Access Management 7.2.2

/uma/claims_gathering

AM-specific endpoint for handling interactive claims-gathering requests during UMA flows.

This endpoint is protected by the CSRF parameter, similar to the /oauth2/authorize endpoint. However, the CSRF parameter only takes the value of the SHA-256 hash of the requesting party’s session ID.

Supported HTTP methods
Action HTTP method

Request

GET

Request

POST

For GET requests, the endpoint does the following:

  • validates that the request has all the required parameters

  • checks that the provided claims_redirect_uri is valid

  • checks whether a session was provided with the request

  • if there is a session, validates the session and checks whether it was obtained by authenticating with the claims gathering tree

  • if the session is invalid, rotates the permission ticket, and redirects the user to the claims gathering tree for authentication

  • if the session is valid, displays a consent page, where the end user can request that a PCT be issued.
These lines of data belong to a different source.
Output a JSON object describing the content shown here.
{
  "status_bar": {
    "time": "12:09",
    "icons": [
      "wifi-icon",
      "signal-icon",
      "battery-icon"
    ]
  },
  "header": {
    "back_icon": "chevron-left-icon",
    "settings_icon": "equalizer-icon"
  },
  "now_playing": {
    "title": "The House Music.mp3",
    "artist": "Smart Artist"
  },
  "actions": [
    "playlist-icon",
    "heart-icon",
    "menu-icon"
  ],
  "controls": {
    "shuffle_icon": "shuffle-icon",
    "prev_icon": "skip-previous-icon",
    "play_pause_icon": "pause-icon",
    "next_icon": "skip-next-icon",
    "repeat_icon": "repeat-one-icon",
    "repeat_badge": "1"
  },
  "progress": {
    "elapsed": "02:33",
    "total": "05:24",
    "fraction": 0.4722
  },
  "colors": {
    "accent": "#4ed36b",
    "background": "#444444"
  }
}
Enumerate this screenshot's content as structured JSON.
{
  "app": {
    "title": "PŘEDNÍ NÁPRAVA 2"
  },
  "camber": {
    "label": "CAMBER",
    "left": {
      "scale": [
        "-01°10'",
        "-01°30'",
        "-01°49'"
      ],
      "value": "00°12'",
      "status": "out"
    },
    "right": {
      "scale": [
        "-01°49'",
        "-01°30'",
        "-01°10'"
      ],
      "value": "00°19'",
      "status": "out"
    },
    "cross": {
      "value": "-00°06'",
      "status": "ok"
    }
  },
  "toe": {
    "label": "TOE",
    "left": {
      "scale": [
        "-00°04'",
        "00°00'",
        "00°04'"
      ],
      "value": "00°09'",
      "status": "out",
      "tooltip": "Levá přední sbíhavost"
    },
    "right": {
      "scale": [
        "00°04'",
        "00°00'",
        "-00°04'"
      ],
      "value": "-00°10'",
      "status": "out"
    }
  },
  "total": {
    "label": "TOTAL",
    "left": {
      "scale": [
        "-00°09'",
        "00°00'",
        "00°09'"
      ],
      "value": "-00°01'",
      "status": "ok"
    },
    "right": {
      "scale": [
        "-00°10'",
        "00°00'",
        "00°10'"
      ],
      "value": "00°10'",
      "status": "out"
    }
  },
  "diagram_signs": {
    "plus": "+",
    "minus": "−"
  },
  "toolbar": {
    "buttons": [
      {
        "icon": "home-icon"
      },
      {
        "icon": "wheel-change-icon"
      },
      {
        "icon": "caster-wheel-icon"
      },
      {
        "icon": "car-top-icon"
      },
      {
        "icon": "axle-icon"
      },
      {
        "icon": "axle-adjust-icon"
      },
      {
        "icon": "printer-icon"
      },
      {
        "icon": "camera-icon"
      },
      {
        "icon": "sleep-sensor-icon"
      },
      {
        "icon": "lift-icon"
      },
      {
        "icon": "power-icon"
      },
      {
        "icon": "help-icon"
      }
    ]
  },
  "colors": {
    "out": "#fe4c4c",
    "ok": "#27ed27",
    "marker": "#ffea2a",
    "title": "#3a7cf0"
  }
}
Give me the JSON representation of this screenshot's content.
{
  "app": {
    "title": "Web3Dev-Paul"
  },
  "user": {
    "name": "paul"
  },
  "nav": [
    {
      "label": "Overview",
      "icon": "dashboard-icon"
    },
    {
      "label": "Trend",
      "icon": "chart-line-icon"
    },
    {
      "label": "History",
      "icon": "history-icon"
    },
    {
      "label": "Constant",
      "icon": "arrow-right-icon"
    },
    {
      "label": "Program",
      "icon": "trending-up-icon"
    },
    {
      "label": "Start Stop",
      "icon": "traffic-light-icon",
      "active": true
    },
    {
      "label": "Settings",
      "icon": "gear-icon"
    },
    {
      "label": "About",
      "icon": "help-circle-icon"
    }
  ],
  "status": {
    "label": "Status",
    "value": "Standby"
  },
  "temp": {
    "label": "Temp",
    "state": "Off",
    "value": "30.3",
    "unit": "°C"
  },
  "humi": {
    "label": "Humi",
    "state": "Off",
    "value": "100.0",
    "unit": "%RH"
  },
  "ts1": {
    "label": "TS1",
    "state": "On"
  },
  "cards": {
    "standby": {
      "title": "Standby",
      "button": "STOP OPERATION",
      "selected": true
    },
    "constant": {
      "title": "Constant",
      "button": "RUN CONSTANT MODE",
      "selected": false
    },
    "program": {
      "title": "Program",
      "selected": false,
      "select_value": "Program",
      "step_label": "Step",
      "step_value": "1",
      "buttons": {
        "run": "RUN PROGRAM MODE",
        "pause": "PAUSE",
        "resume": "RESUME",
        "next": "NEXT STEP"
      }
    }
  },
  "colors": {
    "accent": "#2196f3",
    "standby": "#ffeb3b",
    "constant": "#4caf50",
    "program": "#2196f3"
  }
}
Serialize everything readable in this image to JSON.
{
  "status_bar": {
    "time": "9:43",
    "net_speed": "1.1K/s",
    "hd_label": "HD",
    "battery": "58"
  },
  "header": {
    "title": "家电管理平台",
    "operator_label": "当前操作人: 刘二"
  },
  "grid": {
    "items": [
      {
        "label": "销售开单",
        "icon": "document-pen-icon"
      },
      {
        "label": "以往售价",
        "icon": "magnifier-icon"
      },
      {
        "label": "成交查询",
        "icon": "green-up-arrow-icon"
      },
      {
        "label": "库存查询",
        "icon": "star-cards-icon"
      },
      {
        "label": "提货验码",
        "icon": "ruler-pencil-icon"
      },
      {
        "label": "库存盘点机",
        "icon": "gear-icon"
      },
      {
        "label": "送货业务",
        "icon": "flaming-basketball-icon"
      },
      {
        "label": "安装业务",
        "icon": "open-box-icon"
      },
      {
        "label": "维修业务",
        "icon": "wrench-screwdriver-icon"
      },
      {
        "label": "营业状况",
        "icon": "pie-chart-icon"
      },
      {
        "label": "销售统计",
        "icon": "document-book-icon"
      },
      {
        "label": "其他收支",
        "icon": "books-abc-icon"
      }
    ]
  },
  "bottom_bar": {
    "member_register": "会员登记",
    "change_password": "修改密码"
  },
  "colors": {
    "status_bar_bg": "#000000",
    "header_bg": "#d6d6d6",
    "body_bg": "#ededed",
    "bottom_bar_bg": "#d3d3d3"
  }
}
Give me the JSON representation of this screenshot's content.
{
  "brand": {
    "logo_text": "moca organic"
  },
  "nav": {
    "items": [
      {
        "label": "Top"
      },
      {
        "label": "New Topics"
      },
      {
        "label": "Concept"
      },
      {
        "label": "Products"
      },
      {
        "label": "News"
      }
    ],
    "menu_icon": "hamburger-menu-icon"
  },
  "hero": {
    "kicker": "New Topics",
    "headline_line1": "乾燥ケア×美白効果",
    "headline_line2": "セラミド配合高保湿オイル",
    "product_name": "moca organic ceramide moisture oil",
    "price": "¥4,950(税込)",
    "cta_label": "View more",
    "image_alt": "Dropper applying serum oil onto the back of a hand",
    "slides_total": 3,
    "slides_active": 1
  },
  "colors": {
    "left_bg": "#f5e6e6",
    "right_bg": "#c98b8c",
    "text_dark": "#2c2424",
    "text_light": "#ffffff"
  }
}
For POST requests, the endpoint does the following:

  • validates the CSRF token

  • saves the authorization decision and the gathered claims in the permission ticket, and rotates the ticket

  • returns the new ticket to the claims_redirect_uri so that the client can continue with the authorization flow

To authenticate to the endpoint, send the SSO token of the resource owner as the value of the iplanetDirectoryPro header.